In a recent study published in the journal Science, a team of international researchers, including scientists from the University of Colorado Boulder, have conducted a comprehensive investigation into the history of early horses in North America.
They delved into archaeological records, DNA evidence, and Indigenous oral traditions to provide a detailed account of the spread of these animals throughout the American West.
Contrary to many European accounts, the team's findings suggest that horses may have spread much earlier and faster than previously thought. The researchers examined about two dozen sets of animal remains from sites across New Mexico, Kansas, and Idaho. The team comprised scientists from 15 countries and several Native American groups, including the Lakota, Comanche, and Pawnee nations.
“What unites everyone is the shared vision of telling a different kind of story about horses,” said William Taylor, a corresponding author of the study and curator of archaeology at the CU Museum of Natural History. “Focusing only on the historical record has underestimated the antiquity and the complexity of Indigenous relationships with horses across a huge swath of the American West.”
To determine the timing and manner of the arrival of horses in different parts of the contemporary United States, the researchers utilized a variety of scientific tools, including archaeozoology, radiocarbon dating, and DNA sequencing. Their analysis indicates that Indigenous communities in regions as far north as Idaho and Wyoming were probably riding and breeding horses as early as the first half of the 17th century, possibly a century earlier than what European records had previously suggested.

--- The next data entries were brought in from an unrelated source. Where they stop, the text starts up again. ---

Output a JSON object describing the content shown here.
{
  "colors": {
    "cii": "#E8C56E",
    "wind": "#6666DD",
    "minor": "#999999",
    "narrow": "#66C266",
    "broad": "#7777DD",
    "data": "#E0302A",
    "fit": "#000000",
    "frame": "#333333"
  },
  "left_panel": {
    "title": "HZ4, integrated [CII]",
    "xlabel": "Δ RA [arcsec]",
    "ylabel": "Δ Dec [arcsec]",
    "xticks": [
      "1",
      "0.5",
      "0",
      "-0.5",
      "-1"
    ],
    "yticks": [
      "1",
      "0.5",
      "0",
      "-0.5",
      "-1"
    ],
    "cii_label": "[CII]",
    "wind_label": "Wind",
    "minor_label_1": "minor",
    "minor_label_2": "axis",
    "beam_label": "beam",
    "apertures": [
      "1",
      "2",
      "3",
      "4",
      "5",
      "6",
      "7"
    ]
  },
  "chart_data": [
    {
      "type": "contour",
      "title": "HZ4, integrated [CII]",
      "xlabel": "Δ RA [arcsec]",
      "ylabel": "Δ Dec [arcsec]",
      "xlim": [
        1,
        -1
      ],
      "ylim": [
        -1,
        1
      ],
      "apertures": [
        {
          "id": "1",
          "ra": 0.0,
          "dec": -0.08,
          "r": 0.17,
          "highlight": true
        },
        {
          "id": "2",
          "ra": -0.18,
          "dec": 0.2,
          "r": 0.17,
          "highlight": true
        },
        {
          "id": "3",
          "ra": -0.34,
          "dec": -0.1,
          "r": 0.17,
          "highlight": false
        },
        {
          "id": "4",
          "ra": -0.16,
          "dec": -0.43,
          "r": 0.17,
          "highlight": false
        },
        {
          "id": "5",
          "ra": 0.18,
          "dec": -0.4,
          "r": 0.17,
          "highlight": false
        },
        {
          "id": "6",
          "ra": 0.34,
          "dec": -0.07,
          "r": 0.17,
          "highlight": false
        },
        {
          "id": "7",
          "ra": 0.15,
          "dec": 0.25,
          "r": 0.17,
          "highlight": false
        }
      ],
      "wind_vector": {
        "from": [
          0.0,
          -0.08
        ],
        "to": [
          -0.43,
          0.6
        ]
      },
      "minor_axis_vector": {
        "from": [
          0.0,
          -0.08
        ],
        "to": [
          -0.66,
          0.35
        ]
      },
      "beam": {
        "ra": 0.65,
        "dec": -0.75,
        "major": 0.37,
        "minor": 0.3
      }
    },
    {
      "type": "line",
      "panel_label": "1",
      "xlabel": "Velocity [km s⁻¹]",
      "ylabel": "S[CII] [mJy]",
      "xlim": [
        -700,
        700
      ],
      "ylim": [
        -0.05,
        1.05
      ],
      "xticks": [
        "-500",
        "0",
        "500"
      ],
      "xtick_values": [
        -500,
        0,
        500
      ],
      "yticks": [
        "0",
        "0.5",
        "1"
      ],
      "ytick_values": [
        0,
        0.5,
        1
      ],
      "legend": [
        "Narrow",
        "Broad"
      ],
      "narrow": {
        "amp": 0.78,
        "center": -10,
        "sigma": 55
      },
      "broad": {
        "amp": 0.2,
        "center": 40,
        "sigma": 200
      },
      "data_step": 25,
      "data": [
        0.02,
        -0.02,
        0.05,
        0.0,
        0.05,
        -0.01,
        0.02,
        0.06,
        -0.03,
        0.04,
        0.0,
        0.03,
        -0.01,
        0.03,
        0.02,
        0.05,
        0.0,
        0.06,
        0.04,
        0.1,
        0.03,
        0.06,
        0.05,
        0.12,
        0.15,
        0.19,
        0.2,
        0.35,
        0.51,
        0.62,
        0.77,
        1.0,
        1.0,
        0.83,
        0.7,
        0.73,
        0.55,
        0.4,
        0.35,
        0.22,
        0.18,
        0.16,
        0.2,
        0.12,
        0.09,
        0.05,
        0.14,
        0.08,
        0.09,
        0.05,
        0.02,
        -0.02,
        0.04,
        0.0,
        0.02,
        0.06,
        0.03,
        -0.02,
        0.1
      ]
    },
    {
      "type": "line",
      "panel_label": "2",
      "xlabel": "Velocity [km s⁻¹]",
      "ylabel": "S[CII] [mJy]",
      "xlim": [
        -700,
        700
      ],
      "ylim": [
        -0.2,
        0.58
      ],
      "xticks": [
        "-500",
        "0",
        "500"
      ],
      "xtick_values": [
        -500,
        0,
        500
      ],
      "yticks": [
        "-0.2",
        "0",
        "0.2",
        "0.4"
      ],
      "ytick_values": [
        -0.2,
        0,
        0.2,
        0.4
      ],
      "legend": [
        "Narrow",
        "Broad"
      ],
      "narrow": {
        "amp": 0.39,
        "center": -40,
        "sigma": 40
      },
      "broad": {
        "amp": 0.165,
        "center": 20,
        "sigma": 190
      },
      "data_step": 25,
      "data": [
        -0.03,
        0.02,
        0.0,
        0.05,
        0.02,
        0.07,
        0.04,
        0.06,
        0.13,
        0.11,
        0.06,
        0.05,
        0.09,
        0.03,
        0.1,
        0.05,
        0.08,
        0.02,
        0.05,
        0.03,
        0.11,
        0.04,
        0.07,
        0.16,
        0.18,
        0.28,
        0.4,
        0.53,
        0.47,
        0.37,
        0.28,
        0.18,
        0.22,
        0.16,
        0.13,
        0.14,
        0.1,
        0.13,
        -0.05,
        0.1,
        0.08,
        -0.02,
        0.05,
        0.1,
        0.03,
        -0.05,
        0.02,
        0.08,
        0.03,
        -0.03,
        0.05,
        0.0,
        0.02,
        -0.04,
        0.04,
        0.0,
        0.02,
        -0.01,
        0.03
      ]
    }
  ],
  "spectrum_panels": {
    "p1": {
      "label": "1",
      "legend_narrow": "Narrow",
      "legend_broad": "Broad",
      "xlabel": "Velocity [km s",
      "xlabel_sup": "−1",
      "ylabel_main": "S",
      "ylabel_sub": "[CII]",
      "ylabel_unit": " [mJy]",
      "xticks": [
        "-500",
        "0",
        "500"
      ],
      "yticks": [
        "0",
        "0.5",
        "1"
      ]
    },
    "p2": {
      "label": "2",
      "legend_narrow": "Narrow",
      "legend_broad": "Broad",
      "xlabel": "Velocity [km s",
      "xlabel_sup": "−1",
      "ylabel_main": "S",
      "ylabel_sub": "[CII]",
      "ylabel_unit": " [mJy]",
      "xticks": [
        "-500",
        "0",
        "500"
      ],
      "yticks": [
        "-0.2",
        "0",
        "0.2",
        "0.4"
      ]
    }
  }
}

This means that groups like the Comanche may have formed strong bonds with horses within just a few decades of their introduction to the Americas via Spanish ships. The study's findings are consistent with numerous Indigenous oral histories.
“All this information has come together to tell a bigger, broader, deeper story, a story that natives have always been aware of but has never been acknowledged,” said Jimmy Arterberry, co-author of the new study and tribal historian of the Comanche Nation in Oklahoma.